Workers Memorial Day - Editorial Comment

Union World edition: 
Jun 2010
page: 
4

Once again members of the Building and Construction Trades Council AFL-CIO honored those who died, union and non-union, working in the building and construction industry with a solemn Mass at St. Patrick’s Cathedral celebrated by Fr. Brian Jordan OFM/CAP.
The April 28th Mass was particularly poignant for members of Local 3, IBEW. Of the two Building and Construction Trades Council deaths in the past twelve months, one was a Local 3 member, William Barnes.
Brother Barnes was killed on the Throgs Neck Bridge while performing his duties as an electrician. Brother Barnes left behind his wife Toni and his child William Jr. We mourn his loss.

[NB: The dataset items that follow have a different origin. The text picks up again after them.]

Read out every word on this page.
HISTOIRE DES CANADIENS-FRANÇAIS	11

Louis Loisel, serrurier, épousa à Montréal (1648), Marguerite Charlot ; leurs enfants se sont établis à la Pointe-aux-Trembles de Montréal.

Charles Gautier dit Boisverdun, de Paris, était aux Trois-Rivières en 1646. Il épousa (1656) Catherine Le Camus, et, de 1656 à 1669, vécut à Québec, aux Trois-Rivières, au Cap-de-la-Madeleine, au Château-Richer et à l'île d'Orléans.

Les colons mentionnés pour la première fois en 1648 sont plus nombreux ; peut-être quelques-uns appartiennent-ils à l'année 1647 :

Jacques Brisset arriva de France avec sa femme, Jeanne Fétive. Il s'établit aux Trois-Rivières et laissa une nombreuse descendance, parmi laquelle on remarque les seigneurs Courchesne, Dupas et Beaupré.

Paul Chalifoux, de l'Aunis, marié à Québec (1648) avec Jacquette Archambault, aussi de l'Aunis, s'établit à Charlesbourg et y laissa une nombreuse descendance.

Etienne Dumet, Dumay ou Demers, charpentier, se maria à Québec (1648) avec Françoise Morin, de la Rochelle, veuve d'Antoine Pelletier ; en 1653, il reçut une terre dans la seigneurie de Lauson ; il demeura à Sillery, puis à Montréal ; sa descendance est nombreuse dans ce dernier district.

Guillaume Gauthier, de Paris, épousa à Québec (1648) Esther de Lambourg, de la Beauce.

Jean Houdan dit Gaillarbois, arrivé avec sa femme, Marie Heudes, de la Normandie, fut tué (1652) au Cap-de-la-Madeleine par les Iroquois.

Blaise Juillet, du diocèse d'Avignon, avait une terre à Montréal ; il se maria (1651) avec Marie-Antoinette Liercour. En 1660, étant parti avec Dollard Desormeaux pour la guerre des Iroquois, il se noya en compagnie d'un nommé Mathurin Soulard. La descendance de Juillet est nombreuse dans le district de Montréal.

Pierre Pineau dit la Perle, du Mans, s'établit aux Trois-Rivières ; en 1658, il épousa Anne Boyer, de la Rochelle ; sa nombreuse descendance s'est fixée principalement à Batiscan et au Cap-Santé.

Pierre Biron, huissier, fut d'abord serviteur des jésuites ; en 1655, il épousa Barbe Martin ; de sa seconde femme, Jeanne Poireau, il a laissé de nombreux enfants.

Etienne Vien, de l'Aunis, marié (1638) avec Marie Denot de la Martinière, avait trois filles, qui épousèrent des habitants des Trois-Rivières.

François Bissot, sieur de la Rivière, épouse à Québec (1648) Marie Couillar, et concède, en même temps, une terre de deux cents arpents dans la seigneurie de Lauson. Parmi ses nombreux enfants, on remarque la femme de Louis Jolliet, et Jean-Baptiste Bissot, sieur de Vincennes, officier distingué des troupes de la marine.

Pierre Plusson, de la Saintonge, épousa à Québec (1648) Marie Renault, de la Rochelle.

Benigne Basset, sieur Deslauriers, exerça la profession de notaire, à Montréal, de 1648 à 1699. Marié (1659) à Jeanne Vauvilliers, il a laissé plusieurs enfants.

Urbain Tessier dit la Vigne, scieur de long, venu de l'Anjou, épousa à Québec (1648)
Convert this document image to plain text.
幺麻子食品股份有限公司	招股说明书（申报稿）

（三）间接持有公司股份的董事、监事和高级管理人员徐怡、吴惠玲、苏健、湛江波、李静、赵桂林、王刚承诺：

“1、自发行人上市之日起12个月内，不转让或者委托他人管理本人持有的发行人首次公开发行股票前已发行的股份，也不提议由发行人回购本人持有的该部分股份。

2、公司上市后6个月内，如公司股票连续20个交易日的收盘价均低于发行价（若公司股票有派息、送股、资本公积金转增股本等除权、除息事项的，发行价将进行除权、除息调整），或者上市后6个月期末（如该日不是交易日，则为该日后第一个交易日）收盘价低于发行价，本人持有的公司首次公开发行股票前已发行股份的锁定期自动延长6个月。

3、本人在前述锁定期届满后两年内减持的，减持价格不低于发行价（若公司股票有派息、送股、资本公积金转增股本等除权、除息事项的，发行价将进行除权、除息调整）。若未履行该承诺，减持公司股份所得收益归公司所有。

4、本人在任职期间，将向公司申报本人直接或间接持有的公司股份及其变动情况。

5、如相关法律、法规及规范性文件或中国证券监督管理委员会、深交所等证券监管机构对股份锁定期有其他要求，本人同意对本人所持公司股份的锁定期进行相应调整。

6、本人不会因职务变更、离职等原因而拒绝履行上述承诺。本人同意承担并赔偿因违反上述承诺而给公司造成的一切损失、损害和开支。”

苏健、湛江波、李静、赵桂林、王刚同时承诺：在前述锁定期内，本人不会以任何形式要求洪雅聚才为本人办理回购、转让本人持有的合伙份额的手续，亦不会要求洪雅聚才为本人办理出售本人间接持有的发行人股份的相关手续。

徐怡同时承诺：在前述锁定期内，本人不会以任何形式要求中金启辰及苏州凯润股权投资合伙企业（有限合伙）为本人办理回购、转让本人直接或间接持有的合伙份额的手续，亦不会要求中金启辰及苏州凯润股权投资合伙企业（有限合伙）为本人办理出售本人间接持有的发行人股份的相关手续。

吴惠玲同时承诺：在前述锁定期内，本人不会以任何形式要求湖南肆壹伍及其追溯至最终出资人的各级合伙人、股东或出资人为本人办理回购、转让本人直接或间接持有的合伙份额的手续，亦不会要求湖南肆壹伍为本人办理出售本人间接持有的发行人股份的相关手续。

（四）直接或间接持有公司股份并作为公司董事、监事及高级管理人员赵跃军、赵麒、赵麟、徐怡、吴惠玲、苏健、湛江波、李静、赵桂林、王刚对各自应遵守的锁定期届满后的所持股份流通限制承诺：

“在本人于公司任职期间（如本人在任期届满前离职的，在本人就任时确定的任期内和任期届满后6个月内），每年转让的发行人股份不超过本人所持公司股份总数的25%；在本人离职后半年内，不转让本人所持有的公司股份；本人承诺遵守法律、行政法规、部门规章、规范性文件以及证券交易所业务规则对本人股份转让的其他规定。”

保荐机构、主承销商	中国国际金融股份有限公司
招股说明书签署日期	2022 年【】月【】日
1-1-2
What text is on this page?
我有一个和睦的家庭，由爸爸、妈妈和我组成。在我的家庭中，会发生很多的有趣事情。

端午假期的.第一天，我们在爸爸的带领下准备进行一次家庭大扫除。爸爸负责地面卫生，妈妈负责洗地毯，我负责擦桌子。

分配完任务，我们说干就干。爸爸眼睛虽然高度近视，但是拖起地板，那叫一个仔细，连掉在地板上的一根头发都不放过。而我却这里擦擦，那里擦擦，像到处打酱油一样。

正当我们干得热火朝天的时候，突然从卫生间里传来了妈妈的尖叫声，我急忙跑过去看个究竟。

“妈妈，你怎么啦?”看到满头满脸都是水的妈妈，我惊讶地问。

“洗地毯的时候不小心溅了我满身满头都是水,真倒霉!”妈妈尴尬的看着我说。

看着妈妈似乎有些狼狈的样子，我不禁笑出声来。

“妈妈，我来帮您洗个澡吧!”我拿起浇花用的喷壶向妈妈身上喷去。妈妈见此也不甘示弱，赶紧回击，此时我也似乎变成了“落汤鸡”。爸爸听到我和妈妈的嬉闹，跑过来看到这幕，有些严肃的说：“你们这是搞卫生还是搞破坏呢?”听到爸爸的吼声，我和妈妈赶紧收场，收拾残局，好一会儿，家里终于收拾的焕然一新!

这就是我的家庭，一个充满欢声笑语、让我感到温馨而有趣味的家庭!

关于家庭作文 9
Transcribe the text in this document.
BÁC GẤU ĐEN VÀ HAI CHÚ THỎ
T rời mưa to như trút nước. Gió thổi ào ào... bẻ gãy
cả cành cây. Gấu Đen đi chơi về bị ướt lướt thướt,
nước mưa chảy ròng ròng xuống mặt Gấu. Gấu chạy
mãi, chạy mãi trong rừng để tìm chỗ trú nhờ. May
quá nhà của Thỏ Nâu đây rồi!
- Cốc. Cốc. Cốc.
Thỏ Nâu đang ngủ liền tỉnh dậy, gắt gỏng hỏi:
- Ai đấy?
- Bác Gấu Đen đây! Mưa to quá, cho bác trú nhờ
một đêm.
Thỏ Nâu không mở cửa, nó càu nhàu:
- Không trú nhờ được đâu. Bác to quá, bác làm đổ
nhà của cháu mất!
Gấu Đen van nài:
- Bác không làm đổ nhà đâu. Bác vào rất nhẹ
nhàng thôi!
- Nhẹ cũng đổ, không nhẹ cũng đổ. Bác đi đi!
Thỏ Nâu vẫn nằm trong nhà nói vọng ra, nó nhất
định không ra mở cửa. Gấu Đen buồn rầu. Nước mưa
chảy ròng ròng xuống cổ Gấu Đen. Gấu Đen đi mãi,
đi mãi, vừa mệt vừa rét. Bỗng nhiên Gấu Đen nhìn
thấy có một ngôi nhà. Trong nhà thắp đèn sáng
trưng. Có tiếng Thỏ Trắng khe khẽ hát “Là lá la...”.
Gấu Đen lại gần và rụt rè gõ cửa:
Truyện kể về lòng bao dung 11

Just days before, April 5th, 29 non-union miners were killed in a mine explosion in West Virginia. At a memorial service for them on April 25th President Obama expressed what is felt by anyone who loses a loved one under sudden circumstances, “Nothing I can say can fill the hole they leave in your hearts, the absence they leave in your lives. If any comfort can be found, it can, perhaps, be found by seeking the face of God, who quiets our troubled minds, mends our broken hearts and eases our mourning souls.”
Men and women go off to work each and every day of the year. They and their loved ones do so with the full expectation that they will return home at the end of the workday. It is not an unreasonable expectation that they work in a safe workplace; that the economics of insuring a safe workplace ought
not result in a less safe work place. President Obama is the first President
to officially recognize Workers Memorial Day, April 28th. Workers across America appreciate his gesture.
The sudden loss of a loved one is extremely difficult for all involved. April 28th, Workers Memorial Day is set aside in order to recognize the loss and the impact it has upon so many.
It is a day to recommit to insuring a safe workplace for all who toil.